This snippet of code shows how to do Synchronisation or HTML tag replacement

-My problem is i want to synchronise of tags between 2 HTML document

Issue

-Source.htm

my source.htm has this tag

<xml id=STATIC_CRITERIA_>

  <fields>

    <field fieldID=OPEN_FLAG displayType=checkboxGroup searchType=checkboxGroup underlyingType=int />

    <field fieldID=PARTITION displayType=dropdown searchType=profile profileID=SU_PARTITIONS underlyingType=int />

    <field fieldID=TEMPLATE_IND displayType=checkbox searchType=checkbox underlyingType=int />

    <field fieldID=INCLUDE_DELETED displayType=checkbox searchType=checkbox underlyingType=string />

  </fields>

</xml>

 -Target.htm has this tag

<xml id=STATIC_CRITERIA_>

</xml>

So now the problem is how do I fill the gap in XML tag in target.htm with the value from mySource.htm. We can do this using regex and it’s very simple

 

  string originalDocument = Load(“c:\\MySource.htm”);

                string syncDocument = Load(“c:\\Target.htm”);

 

                MatchCollection mc = Regex.Matches(originalDocument, “<xml([ ]?.*?)>(.*?)</xml>”, RegexOptions.Singleline | RegexOptions.IgnoreCase);

 

                foreach (Match m in mc)

                {

                    string token = “<xml{0}>”;

                    syncDocument = Regex.Replace(syncDocument, String.Format(token, m.Groups[1].Value) + “(.*?)</xml>”,

                                                               String.Format(token, m.Groups[1].Value) + m.Groups[2].Value + “</xml>”,

                                                               RegexOptions.Singleline | RegexOptions.IgnoreCase);

                }

 MatchCollection is used to return all the instances of that regular expression (e.g you might have multiple XML tags with different ID)

What does this tag means

“<xml([ ]?.*?)>(.*?)</xml>”

 ([ ]?.*) means that I don’t care whatever after it (e.g it can be ID or attributes etc). this is the first parameter that we stored on variable

(.*?) means that whatever inside the tag are captured into the second parameter that we stored on variable

You can access the first variable (e.g any attributes after the XML) by doing

m.Groups[1].Value

you can access the value inside the xml bracket by using

m.Groups[2].Value

so what  contains in

m.Groups[0].Value

it contains the whole xml tag that we extracted using regex

 then we can use regex.replace method to replace the tag in target html. When you replace the tag you need to replace the whole xml tag.
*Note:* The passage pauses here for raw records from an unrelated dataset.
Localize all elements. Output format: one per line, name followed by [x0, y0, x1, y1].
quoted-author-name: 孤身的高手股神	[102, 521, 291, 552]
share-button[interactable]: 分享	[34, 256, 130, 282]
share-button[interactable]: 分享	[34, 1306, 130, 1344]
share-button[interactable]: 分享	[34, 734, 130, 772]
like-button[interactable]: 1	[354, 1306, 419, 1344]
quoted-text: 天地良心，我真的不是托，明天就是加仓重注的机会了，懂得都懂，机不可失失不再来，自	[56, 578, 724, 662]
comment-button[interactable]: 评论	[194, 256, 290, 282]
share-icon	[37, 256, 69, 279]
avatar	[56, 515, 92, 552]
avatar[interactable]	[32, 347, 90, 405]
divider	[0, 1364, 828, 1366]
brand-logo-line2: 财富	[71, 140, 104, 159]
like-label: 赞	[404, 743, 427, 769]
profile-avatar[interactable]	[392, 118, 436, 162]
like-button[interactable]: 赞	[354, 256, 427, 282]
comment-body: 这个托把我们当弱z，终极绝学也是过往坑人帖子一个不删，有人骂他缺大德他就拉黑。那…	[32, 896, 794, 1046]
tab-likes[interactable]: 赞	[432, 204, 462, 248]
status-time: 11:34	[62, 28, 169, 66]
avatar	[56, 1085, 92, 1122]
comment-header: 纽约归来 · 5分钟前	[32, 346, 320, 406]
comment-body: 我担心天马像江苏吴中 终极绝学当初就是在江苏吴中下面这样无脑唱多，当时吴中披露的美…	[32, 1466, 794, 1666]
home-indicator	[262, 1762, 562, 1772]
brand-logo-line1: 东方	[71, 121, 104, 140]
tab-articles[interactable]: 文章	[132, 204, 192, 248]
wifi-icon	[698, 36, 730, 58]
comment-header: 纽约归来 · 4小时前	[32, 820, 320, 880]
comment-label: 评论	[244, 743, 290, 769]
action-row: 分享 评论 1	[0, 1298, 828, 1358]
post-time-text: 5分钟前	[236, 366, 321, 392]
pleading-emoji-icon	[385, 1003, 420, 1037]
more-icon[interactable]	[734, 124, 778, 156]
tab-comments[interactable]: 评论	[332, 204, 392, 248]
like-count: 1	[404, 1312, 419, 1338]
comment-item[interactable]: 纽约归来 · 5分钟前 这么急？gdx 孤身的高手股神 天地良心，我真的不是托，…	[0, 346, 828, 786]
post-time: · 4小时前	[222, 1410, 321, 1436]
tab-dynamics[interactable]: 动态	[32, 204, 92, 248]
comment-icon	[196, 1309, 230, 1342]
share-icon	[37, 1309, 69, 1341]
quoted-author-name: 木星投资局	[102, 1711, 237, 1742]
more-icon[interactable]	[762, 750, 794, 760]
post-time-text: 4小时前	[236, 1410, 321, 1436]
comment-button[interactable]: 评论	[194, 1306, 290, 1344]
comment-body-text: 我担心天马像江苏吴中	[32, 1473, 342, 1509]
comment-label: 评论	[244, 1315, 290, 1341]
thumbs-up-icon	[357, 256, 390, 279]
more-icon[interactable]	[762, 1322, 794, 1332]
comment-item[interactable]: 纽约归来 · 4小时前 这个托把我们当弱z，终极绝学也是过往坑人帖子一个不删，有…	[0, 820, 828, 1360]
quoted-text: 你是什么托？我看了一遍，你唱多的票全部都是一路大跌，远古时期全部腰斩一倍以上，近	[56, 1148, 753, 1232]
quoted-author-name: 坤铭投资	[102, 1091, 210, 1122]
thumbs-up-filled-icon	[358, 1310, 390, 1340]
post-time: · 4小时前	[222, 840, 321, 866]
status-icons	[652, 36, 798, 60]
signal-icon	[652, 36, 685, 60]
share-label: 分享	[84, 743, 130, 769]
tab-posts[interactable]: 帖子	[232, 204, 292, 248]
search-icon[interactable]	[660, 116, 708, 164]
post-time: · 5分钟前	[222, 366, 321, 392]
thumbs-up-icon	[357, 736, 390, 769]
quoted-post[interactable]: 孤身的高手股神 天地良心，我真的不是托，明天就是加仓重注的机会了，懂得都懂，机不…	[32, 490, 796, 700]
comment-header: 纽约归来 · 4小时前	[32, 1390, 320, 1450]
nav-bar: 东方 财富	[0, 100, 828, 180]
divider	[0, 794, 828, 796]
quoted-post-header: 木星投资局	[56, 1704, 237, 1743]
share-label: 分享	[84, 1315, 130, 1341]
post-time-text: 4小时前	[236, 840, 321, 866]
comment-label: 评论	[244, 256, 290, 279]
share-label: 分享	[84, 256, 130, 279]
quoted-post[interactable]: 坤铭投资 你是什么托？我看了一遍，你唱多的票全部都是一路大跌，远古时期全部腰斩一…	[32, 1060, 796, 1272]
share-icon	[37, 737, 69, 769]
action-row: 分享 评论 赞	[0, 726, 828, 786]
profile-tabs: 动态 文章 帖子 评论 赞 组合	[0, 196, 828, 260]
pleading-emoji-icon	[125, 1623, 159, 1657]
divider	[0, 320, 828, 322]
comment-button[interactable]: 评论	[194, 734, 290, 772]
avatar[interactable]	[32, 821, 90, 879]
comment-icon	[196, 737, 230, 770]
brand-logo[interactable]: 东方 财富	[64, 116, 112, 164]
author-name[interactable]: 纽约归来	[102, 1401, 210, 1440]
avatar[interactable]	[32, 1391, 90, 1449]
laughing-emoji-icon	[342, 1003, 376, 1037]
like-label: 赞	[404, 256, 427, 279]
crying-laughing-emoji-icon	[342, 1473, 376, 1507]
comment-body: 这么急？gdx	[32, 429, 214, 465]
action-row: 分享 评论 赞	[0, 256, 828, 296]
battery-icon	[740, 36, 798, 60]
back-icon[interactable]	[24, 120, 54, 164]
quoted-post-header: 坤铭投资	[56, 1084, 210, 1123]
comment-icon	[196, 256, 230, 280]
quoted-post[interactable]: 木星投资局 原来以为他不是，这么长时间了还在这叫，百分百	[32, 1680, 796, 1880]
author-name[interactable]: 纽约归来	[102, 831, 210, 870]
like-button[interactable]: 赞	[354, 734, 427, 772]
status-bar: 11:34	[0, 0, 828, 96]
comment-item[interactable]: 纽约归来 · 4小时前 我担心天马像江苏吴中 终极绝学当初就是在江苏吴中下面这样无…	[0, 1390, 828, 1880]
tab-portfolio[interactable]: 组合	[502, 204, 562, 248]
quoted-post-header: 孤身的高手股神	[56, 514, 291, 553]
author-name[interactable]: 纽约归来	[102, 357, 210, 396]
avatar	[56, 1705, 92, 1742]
You can’t just replace the inner part of it

   foreach (Match m in mc)

                {

                    string token = “<xml{0}>”;

                    syncDocument = Regex.Replace(syncDocument, String.Format(token, m.Groups[1].Value) + “(.*?)</xml>”,

                                                               String.Format(token, m.Groups[1].Value) + m.Groups[2].Value + “</xml>”,

                                                               RegexOptions.Singleline | RegexOptions.IgnoreCase);

                }